My birthday photo, at our favorite cafe off the Universitat de Barcelona plaza.

This outstanding meal, seafood paella and a beer, cost 17 Euros, or less than $20.

This outstanding meal, seafood paella and a beer, cost 17 Euros, or less than $20.

A Juan Miro mural from the National Museum of Art.

A Juan Miro mural from the National Museum of Art.

The entrance to the Juan Miro Foundation. Miro's presence is strong; he even designed a bank logo.

The entrance to the Juan Miro Foundation. Miro’s presence is strong; he even designed a bank logo.

Now it’s your turn: Do you have Barcelona memories to share?

5 thoughts on “Barcelona Beckoned: And We Followed

  1. My Barcelona memory: I had five days to plan a trip to Spain in 1989 (long story). So back then we had travel agents who did that for us. Mine had me hopping around the country from Madrid (eh), to Torremolinos (interesting, but lots of flies), with 1.5 days in Barcelona before four days in Ibiza. I hadn’t studied up much in that short planning time, so what I found in that short period of time was stunning. I went back in 2000 and spent a week there, loving every minute, every corner, every Gaudi of it. It’s an awesome city that is easy to get around in — just learn how to never eat dinner before 10 p.m.

  2. Thanks Russ for your memories.
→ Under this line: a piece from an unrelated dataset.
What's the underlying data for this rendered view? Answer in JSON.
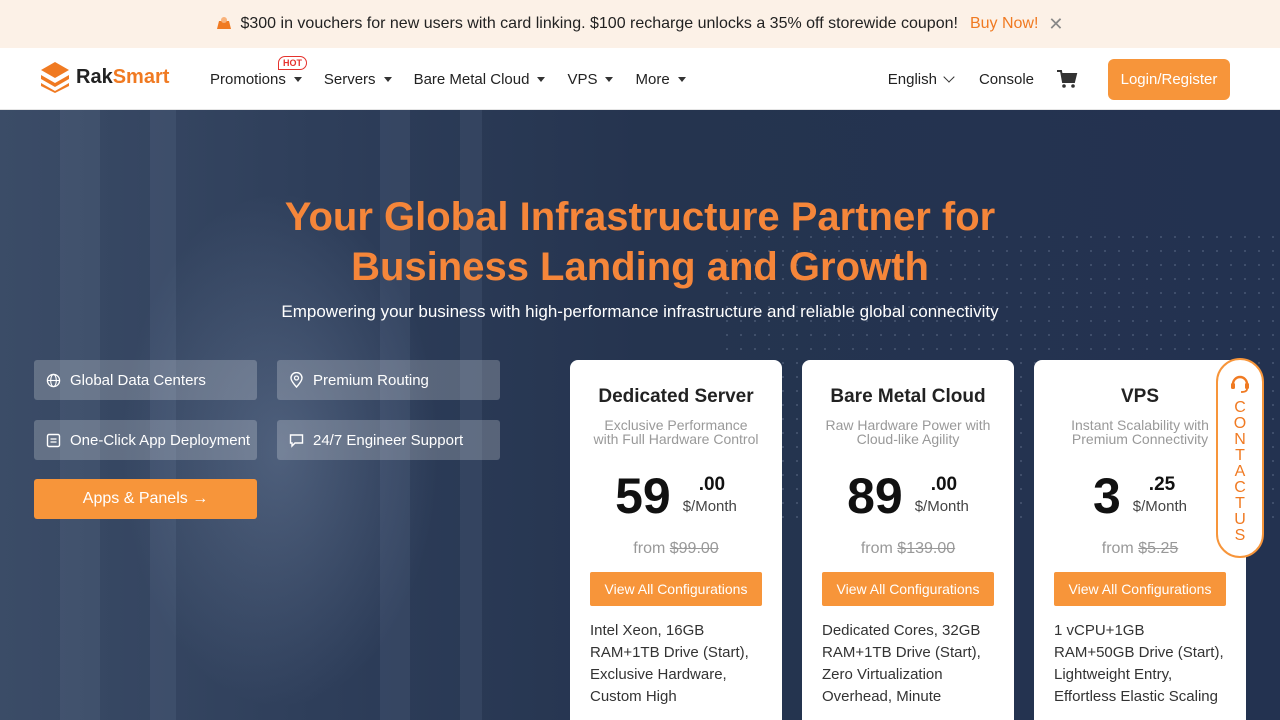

We were impressed with the number — and quality — of restaurants in Barcelona (despite the presence of McD, BK, KFC, etc.) And, we liked the outstanding wine for 3.7 Euros a glass.

  3. We were there in May (sounds like you had a nicer hotel room). It’s really a beautiful city with a lot of variety. Lots of good inexpensive wine too.

    • Hi Gavin: Thanks for your reply. Yes, the Hotel Jazz was a highlight of our trip. Clean, modern and quiet. And, yes, they played recorded jazz music on the rooftop solarium, creating a “jazz oasis” of sorts.